The children of this time just thought that this is what happened and they didn’t have the choice of what they wanted to do as they entered adulthood, this is an example of entrapment in childhood. In ‘An Encounter’ the boy discovers the corruption of the adult world. As a child the boy believes that all adults are trusted. The boy meets this stranger and the man takes an unusual liking to the boy and pays a strange amount of attention to him.

There seems to be a sexual nature about the attention that he is paying to the boy and the boy does not see this at the beginning and speaks to the man about literature and school punishments but then the boy seem to understand that this is not the way that most adults have spoken to him before and he sees that something is strange about this and so tries to get away from the man. He had not seen this side of the adult world before and he then did not know how to react towards the people around him, he understands that not everyone is to be trusted. The boy in ‘Araby’ has just discovered a girl that he has strong feelings for.

He wants to please the girl and so he agrees that he will go to the bazaar on the other side of Dublin and buy her a present.

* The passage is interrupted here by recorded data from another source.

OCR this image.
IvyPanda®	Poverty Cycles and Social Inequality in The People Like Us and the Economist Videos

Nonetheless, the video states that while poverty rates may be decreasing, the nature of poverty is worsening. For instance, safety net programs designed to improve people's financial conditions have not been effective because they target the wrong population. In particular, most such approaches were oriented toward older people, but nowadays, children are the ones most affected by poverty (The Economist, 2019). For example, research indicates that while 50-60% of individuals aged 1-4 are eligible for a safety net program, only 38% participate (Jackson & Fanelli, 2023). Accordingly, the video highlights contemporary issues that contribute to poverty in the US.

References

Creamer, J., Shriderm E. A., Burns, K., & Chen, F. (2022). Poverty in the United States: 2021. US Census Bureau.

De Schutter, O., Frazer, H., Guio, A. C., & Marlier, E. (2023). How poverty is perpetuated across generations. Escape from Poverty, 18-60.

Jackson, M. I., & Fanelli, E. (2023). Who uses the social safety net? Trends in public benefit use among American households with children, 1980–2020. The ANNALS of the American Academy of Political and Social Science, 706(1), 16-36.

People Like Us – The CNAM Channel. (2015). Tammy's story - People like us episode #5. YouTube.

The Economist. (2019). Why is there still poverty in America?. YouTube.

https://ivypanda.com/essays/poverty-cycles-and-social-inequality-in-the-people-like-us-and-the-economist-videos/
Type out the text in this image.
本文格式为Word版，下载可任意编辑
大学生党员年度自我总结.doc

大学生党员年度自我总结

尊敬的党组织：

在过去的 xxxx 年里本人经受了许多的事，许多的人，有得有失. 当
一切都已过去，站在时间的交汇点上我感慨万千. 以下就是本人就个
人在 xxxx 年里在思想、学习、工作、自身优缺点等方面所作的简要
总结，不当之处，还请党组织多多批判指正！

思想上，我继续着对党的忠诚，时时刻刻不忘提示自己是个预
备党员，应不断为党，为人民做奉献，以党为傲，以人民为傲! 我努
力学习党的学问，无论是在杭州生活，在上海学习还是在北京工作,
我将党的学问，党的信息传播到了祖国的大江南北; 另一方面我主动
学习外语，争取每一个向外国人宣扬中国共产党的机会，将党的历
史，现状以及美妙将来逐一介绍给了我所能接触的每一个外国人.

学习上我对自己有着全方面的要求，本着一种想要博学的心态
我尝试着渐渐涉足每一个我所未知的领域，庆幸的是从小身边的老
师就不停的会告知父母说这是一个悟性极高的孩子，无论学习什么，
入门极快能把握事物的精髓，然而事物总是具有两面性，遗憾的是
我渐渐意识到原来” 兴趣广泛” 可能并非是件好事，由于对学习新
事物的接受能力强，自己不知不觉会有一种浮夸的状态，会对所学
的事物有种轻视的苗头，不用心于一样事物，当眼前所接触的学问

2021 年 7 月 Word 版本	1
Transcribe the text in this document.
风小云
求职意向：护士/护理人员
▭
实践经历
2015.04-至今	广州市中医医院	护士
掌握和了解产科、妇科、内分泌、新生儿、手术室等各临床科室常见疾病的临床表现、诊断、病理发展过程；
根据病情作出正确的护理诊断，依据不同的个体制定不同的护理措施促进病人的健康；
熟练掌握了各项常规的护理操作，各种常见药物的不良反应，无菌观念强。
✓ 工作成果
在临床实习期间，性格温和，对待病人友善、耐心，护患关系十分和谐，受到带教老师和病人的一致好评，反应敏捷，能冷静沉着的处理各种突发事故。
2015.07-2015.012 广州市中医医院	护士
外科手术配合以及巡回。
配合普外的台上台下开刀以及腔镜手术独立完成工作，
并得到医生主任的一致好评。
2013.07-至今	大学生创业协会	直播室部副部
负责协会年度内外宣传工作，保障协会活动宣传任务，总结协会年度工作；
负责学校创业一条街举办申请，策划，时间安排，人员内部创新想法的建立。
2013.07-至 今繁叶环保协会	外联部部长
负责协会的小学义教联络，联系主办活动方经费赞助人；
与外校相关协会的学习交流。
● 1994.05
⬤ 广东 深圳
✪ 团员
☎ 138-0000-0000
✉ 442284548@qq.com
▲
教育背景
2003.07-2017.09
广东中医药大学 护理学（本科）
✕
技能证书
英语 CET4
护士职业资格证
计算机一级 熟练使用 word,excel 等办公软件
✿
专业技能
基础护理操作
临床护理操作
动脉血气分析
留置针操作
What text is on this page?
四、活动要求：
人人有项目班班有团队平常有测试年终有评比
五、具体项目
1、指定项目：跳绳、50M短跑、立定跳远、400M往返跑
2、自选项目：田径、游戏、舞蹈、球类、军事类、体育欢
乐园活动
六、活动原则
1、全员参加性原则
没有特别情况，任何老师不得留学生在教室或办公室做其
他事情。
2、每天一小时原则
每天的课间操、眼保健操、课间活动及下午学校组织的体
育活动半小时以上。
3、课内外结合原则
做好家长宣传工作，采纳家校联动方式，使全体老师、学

From the story it seems that she is a bit older than the boy and seems to have had more experience of people of the other sex and knows how to manipulate the boy and enjoys how much she knows the boy likes her. In this story the boy discovers the opposite sex and the circulation that relationships and the opposite sex themselves can lead you into. The boy was so determined to go to the bazaar just to impress this girl, maybe he wouldn’t have gone if the girl didn’t want some thing from there.

There are lots of ideas of circulation in the three stories about childhood. At the time that Joyce has set these stories there was a lot of circulation in Dublin, the children would have found it very hard to get out of the way that people wanted them to react and behave. They would have found it hard to find a job for themselves most families had generations of their families in the same job and workplace it would even have been hard for them to leave Dublin and Ireland as there were not great opportunities at that time for these people.

All of the children in Dubliners live with their aunt and uncle whether this is because the children have been abandoned by their parents of have left with them due to professional or any other reason is not known, but this shows that there is a great sense of family based groups in Dublin at this time and there may not be a way of getting out of this – again, the idea of entrapment and circulation. I believe that children at the time that Joyce wrote the stories of children in the Dubliners were not aware of the dangers of the adult world around them.

In these particular stories these children discover death, the corruption of adulthood and the opposite sex. These are all very important this in the development towards adolescence and then adulthood. I think that Joyce was very aware of the development of children at this time and I believe that he conveys their youth and naivety very well in the stories that he wrote.